Healthy and well-functioning public services are fundamental to a healthy and well-functioning society.
A civilised nation such as Britain relies on such services to maintain the high standard of living that said civilisation has cultivated.
Whether that be a high quality and rigorous education system to foster a talented and bright next generation, or responsive and thorough emergency services to keep us safe – such things play an important role.
One of the most key and valued public services is the National Health Service – an essential and in many cases quite literally lifesaving institution.
It is why I have become increasingly horrified by the unfolding revelation of the infected blood scandal.
Over 30,000 people in the UK were infected with HIV and Hepatitis C after being given infected blood products and transfusions throughout the 1970s and 1980s, one of which a constituent of mine who has campaigned for justice on the issue for 40 years.
As I said in the chamber this week when asking a question on the matter – as more unfolds it reads like the plot of a horror film.
This recent development regarding the use of young school children in trials as ‘guinea pigs’ (in the words of one of the survivors).
The trials involved children with blood clotting disorders – whose families in many cases had not consented to them taking part – being given infected blood products (many imported from the US being taken from high-risk donors such as prisoners and drug addicts).

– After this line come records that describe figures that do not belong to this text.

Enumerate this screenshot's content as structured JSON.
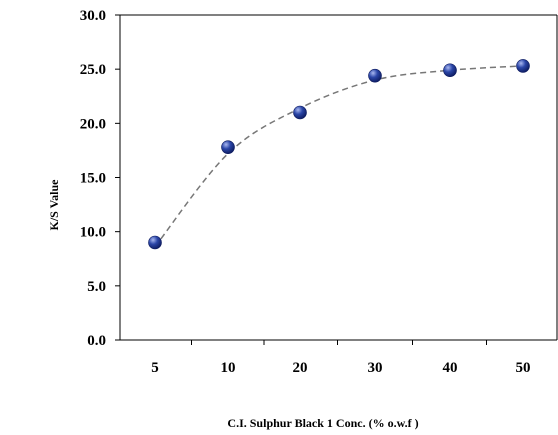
{
  "chart_data": {
    "type": "scatter",
    "title": "",
    "xlabel": "C.I. Sulphur Black 1 Conc. (% o.w.f )",
    "ylabel": "K/S Value",
    "categories": [
      "5",
      "10",
      "20",
      "30",
      "40",
      "50"
    ],
    "series": [
      {
        "values": [
          9.0,
          17.8,
          21.0,
          24.4,
          24.9,
          25.3
        ]
      }
    ],
    "trendline": {
      "style": "dashed",
      "values": [
        8.6,
        17.2,
        21.4,
        24.0,
        24.9,
        25.3
      ]
    },
    "ylim": [
      0,
      30
    ],
    "yticks": [
      "0.0",
      "5.0",
      "10.0",
      "15.0",
      "20.0",
      "25.0",
      "30.0"
    ],
    "grid": false,
    "legend": "none",
    "colors": {
      "marker": "#2b46a8",
      "marker_highlight": "#a9b8f0",
      "trendline": "#777777",
      "axis": "#000000"
    }
  }
}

The majority of the children who enrolled are now dead. This sickens me to my core.
Sadly, it is not the first instance in recent times of our public services crippling to serious failure and letting down the public.
It took a television drama to truly uncover and bring the Post Office scandal to the attention of the public – something that has ruined scores of lives.
We have suffered from this locally also, with Norfolk and Suffolk NHS Foundation Trust, failing to adequately support those suffering with mental health issues in recent decades, as I highlighted in an article in March this year - although I understand the current team are working hard to right the wrongs of the past on this matter.
These failings of public services in recent times have highlighted to me how grave it can potentially be when things go this badly wrong – I understand that of course the course of such things does not always run smoothly, and a level of natural human error must always be accounted for – but nonetheless there is no escaping these failings.
As stated in my question in Parliament, these institutions need to be held to a standard of transparency and accountability in addressing these failings – we need to see a better process for dealing with slip ups.
What is most sinister is the attempts to cover up such scandals – as was bought so evidently to light during the saga of the Post Office scandal.
I fear that there is a perception from the general public that the Government is hand in hand with these institutions and not fervent enough in holding them to account when they are guilty of such heinousness.
It is easy to call out such behaviour after the fact and once scandal has broken, however I think we can always do more to detect said wrongdoing and it is our duty as MPs to work to blow the whistle on it.
We must persevere to dispel this poisonous narrative and do all in our power to protect those we represent from such mistreatment.